The stator conductors are formed into a coil to make up each phase and can be either solid construction (low output generators) or of the hollow tube construction (high output generators). A solid type construction is shown in Figure 18 while a hollow tube type is shown in Figure 19.

 

The benefit of a hollow tube type conductor is that a cooling fluid can be passed through the centre of the individual conductor to remove unwanted heat. With this type of construction the physical size of the generator can be greatly reduced whilst maintaining the megawatt output.

Bearings and Lubrication

The rotor shaft is supported by two white metal journal bearings similar to that used on the turbine rotors. These horizontally mounted bearings are of a split type construction and bolted to the endplates of the outer casing. All joints are gas tight and the bearings are insulated to stop the flow of induced shaft current through the bearing surfaces. If these induced shaft currents were allowed to flow through the bearing faces they would be extensively damaged by pitting caused by electrical arcing.

Lubricating oil for the bearings is supplied from the turbine lubricating oil system and jacking oil systems. For more information about these systems refer to the turbine manual of this series.
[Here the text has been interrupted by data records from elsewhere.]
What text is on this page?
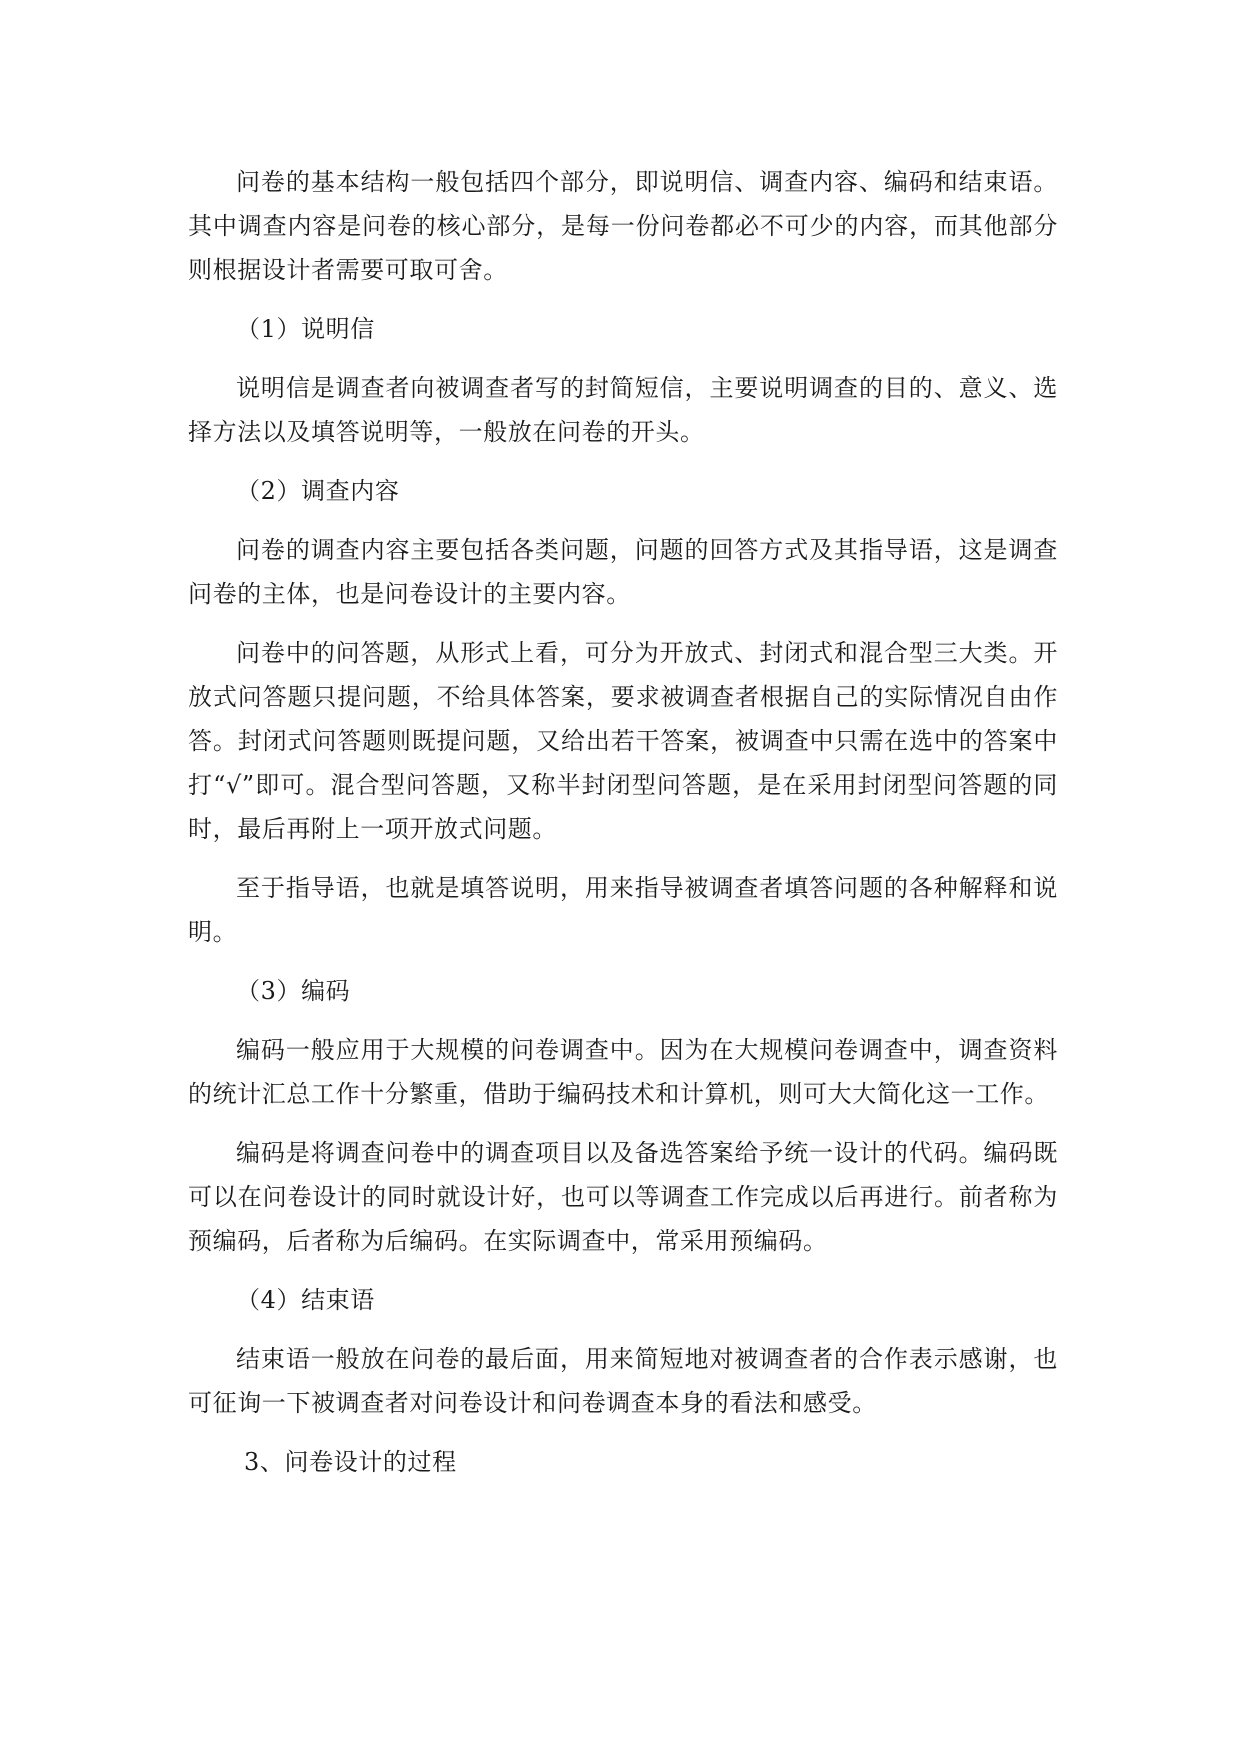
问卷的基本结构一般包括四个部分，即说明信、调查内容、编码和结束语。其中调查内容是问卷的核心部分，是每一份问卷都必不可少的内容，而其他部分则根据设计者需要可取可舍。

（1）说明信

说明信是调查者向被调查者写的封简短信，主要说明调查的目的、意义、选择方法以及填答说明等，一般放在问卷的开头。

（2）调查内容

问卷的调查内容主要包括各类问题，问题的回答方式及其指导语，这是调查问卷的主体，也是问卷设计的主要内容。

问卷中的问答题，从形式上看，可分为开放式、封闭式和混合型三大类。开放式问答题只提问题，不给具体答案，要求被调查者根据自己的实际情况自由作答。封闭式问答题则既提问题，又给出若干答案，被调查中只需在选中的答案中打“√”即可。混合型问答题，又称半封闭型问答题，是在采用封闭型问答题的同时，最后再附上一项开放式问题。

至于指导语，也就是填答说明，用来指导被调查者填答问题的各种解释和说明。

（3）编码

编码一般应用于大规模的问卷调查中。因为在大规模问卷调查中，调查资料的统计汇总工作十分繁重，借助于编码技术和计算机，则可大大简化这一工作。

编码是将调查问卷中的调查项目以及备选答案给予统一设计的代码。编码既可以在问卷设计的同时就设计好，也可以等调查工作完成以后再进行。前者称为预编码，后者称为后编码。在实际调查中，常采用预编码。

（4）结束语

结束语一般放在问卷的最后面，用来简短地对被调查者的合作表示感谢，也可征询一下被调查者对问卷设计和问卷调查本身的看法和感受。

3、问卷设计的过程
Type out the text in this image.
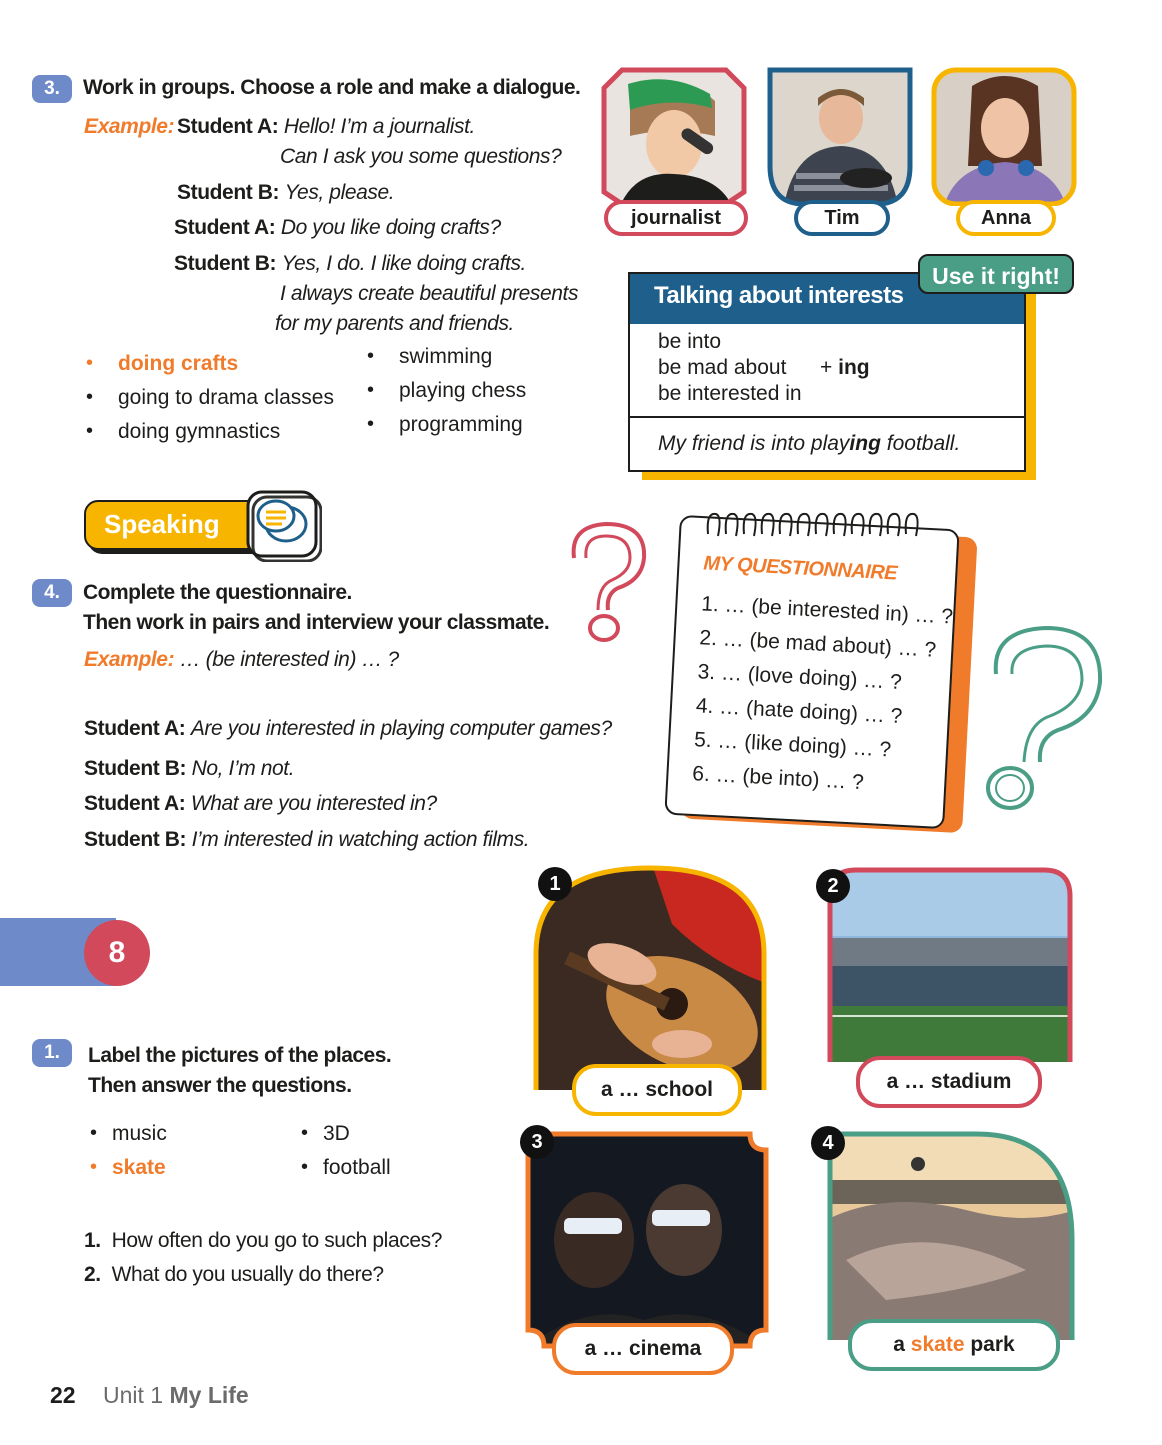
3.	Work in groups. Choose a role and make a dialogue.
Example: Student A: Hello! I’m a journalist.
Can I ask you some questions?
Student B: Yes, please.
Student A: Do you like doing crafts?
Student B: Yes, I do. I like doing crafts.
I always create beautiful presents
for my parents and friends.
• doing crafts
• going to drama classes
• doing gymnastics
• swimming
• playing chess
• programming
journalist	Tim	Anna
Talking about interests
be into
be mad about
be interested in
+ ing
My friend is into playing football.
Use it right!
Speaking
4.	Complete the questionnaire.
Then work in pairs and interview your classmate.
Example: … (be interested in) … ?
Student A: Are you interested in playing computer games?
Student B: No, I’m not.
Student A: What are you interested in?
Student B: I’m interested in watching action films.
MY QUESTIONNAIRE
1. … (be interested in) … ?
2. … (be mad about) … ?
3. … (love doing) … ?
4. … (hate doing) … ?
5. … (like doing) … ?
6. … (be into) … ?
8
1.	Label the pictures of the places.
Then answer the questions.
• music
• skate
• 3D
• football
1. How often do you go to such places?
2. What do you usually do there?
1
a … school
2
a … stadium
3
a … cinema
4
a skate park
22 Unit 1 My Life
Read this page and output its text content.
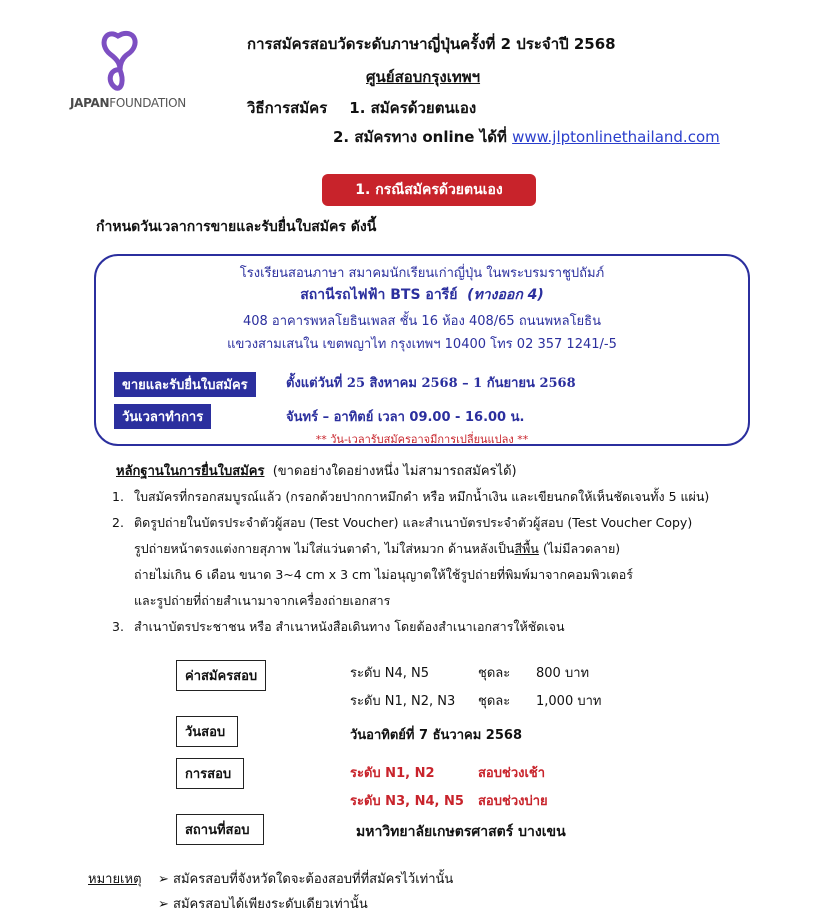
JAPANFOUNDATION
การสมัครสอบวัดระดับภาษาญี่ปุ่นครั้งที่ 2 ประจำปี 2568
ศูนย์สอบกรุงเทพฯ
วิธีการสมัคร 1. สมัครด้วยตนเอง
2. สมัครทาง online ได้ที่ www.jlptonlinethailand.com
1. กรณีสมัครด้วยตนเอง
กำหนดวันเวลาการขายและรับยื่นใบสมัคร ดังนี้
โรงเรียนสอนภาษา สมาคมนักเรียนเก่าญี่ปุ่น ในพระบรมราชูปถัมภ์
สถานีรถไฟฟ้า BTS อารีย์ (ทางออก 4)
408 อาคารพหลโยธินเพลส ชั้น 16 ห้อง 408/65 ถนนพหลโยธิน
แขวงสามเสนใน เขตพญาไท กรุงเทพฯ 10400 โทร 02 357 1241/-5
ขายและรับยื่นใบสมัคร	ตั้งแต่วันที่ 25 สิงหาคม 2568 – 1 กันยายน 2568
วันเวลาทำการ	จันทร์ – อาทิตย์ เวลา 09.00 - 16.00 น.
** วัน-เวลารับสมัครอาจมีการเปลี่ยนแปลง **
หลักฐานในการยื่นใบสมัคร (ขาดอย่างใดอย่างหนึ่ง ไม่สามารถสมัครได้)
1. ใบสมัครที่กรอกสมบูรณ์แล้ว (กรอกด้วยปากกาหมึกดำ หรือ หมึกน้ำเงิน และเขียนกดให้เห็นชัดเจนทั้ง 5 แผ่น)
2. ติดรูปถ่ายในบัตรประจำตัวผู้สอบ (Test Voucher) และสำเนาบัตรประจำตัวผู้สอบ (Test Voucher Copy)
รูปถ่ายหน้าตรงแต่งกายสุภาพ ไม่ใส่แว่นตาดำ, ไม่ใส่หมวก ด้านหลังเป็นสีพื้น (ไม่มีลวดลาย)
ถ่ายไม่เกิน 6 เดือน ขนาด 3~4 cm x 3 cm ไม่อนุญาตให้ใช้รูปถ่ายที่พิมพ์มาจากคอมพิวเตอร์
และรูปถ่ายที่ถ่ายสำเนามาจากเครื่องถ่ายเอกสาร
3. สำเนาบัตรประชาชน หรือ สำเนาหนังสือเดินทาง โดยต้องสำเนาเอกสารให้ชัดเจน
ค่าสมัครสอบ	ระดับ N4, N5	ชุดละ 800 บาท
ระดับ N1, N2, N3 ชุดละ 1,000 บาท
วันสอบ	วันอาทิตย์ที่ 7 ธันวาคม 2568
การสอบ	ระดับ N1, N2	สอบช่วงเช้า
ระดับ N3, N4, N5 สอบช่วงบ่าย
สถานที่สอบ	มหาวิทยาลัยเกษตรศาสตร์ บางเขน
หมายเหตุ ➢ สมัครสอบที่จังหวัดใดจะต้องสอบที่ที่สมัครไว้เท่านั้น
➢ สมัครสอบได้เพียงระดับเดียวเท่านั้น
Prior to placing the generator and turbine on turning gear the rotor must be lifted by the jacking oil system to create a layer of oil sufficient to prevent any contact between the white metal bearings and the rotor shaft. For more information about this system refer to the turbine manual of this series.

The exciter and pilot exciter bearings also receive lubricating oil from the turbine lubricating oil system but are not supplied with jacking oil due to their significantly lighter construction.